Thursday 19 November 2009

ReBoot

While we're on the topic of cult TV shows, I'm going to move onto another forgotten gem, ReBoot, a Canadian animated series which ran for four years between 1994 and 2001. Set inside a computer where the principal characters were programs, sprites and viruses, had names like Dot Matrix and were subject to the godlike whim of "The User", who forced them to participate in games that could lead to their deletion, it was notable for being one of the very first productions to be entirely computer generated, predating the iconic Toy Story by a whole year.

Dot Matrix
Image © Rainmaker Entertainment

These days CGI is so ubiquitous that it's hard to imagine a world without it, so it's simply impossible to overstate the impact the show had when it first aired - at the time it seemed almost unbelievably innovative, groundbreaking and futuristic, even though the graphics, before they improved dramatically in the third season, were relatively clunky and already look preposterously dated.

One of the major reasons for ReBoot's success was that it was unafraid to outgrow its target audience. Although it remained ostensibly a "children's show" to the last, it grew progressively darker in tone, and some of the writing was decidedly near the knuckle; how the vicious anti-religious satire in "Daemon Rising", where the angelically beautiful super-virus Daemon subjugates skeptical sprites through the insidious, brainwashing power of "The Word", got past Broadcast Standards & Practices I'll never know.

Daemon
Image © Rainmaker Entertainment

After many years off the air, ReBoot relaunched last year with an unprecedented and utterly innovative concept. On a new website built almost entirely from user-generated content, five stories were picked from fan submissions and were then voted on by the public; the winning team would go on to turn their story into a webcomic. My personal favourite was, perhaps unsurprisingly, the very darkest one, set 17 years in the future, where the heroine has been forced to marry the villain, who rules over the whole system, and their rebellious teenaged daughter discovers that the hero, now a homeless bum living in the city's streets, is her real father, and becomes a resistance fighter. Sadly, this one didn't win; the public went for the safe option instead, although the winning entry, the wonderfully titled "Paradigms Lost", was perfectly respectable. At the same time, it was announced that ReBoot was being turned into a trilogy of feature films for theatrical release, the first of which is due to hit cinemas next year.

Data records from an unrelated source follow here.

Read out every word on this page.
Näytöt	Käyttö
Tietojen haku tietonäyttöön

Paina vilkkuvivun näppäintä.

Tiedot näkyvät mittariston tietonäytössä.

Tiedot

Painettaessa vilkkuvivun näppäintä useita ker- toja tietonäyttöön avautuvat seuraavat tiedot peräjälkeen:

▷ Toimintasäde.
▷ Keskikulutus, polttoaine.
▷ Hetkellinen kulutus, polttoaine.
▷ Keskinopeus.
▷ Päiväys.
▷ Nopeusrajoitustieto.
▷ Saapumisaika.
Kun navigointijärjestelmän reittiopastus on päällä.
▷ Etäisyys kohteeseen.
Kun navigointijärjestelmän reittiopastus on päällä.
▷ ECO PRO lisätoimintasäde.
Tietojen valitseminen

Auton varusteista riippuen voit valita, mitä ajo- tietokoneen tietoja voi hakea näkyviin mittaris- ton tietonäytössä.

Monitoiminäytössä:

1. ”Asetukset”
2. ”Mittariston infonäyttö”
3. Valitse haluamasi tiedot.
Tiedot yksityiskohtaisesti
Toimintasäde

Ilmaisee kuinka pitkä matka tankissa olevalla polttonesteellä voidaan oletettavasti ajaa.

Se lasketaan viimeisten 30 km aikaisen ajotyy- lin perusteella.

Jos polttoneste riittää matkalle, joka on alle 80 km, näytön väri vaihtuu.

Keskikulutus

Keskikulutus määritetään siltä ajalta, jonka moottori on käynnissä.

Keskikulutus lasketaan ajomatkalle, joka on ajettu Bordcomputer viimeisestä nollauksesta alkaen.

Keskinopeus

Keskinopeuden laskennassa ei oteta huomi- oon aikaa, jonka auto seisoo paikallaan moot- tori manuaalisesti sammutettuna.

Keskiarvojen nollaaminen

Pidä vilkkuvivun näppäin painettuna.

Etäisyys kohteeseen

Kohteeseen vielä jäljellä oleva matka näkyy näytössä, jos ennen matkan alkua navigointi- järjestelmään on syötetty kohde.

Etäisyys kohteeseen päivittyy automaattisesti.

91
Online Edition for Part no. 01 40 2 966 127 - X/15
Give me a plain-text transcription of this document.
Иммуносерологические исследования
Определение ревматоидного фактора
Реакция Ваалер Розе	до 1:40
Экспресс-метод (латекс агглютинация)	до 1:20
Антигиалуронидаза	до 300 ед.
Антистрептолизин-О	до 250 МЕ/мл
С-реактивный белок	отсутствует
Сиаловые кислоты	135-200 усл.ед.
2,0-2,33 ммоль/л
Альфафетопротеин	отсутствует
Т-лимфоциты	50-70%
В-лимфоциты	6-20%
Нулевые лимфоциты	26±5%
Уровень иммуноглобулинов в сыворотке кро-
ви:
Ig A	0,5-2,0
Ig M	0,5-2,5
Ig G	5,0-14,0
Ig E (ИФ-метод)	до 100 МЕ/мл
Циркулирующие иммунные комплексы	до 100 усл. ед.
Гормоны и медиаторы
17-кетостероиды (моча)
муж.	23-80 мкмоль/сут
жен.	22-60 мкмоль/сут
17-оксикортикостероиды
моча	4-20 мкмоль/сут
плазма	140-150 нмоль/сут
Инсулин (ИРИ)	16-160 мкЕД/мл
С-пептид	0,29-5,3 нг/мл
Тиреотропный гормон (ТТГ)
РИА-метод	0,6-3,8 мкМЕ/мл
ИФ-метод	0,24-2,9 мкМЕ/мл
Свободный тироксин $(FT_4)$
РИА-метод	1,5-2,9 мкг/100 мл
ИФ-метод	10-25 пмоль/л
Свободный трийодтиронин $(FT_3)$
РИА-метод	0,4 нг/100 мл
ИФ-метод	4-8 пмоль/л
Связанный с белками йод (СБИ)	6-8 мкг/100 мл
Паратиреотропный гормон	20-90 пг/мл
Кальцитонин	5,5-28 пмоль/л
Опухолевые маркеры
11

This model of involving the fans deeply in the rebirth process of the show stands as an inspiration to me in my quest to revive The Dreamstone. When fans have a genuine emotional investment in the property, they are that much more likely to follow it through many incarnations. Some balk at the idea of a Dreamstone webcomic, CGI series or feature film, preferring instead to wallow in woolly, cosy nostalgia. To me, no idea is too outlandish, no option can be ruled out, in the service of ensuring that the property lives again.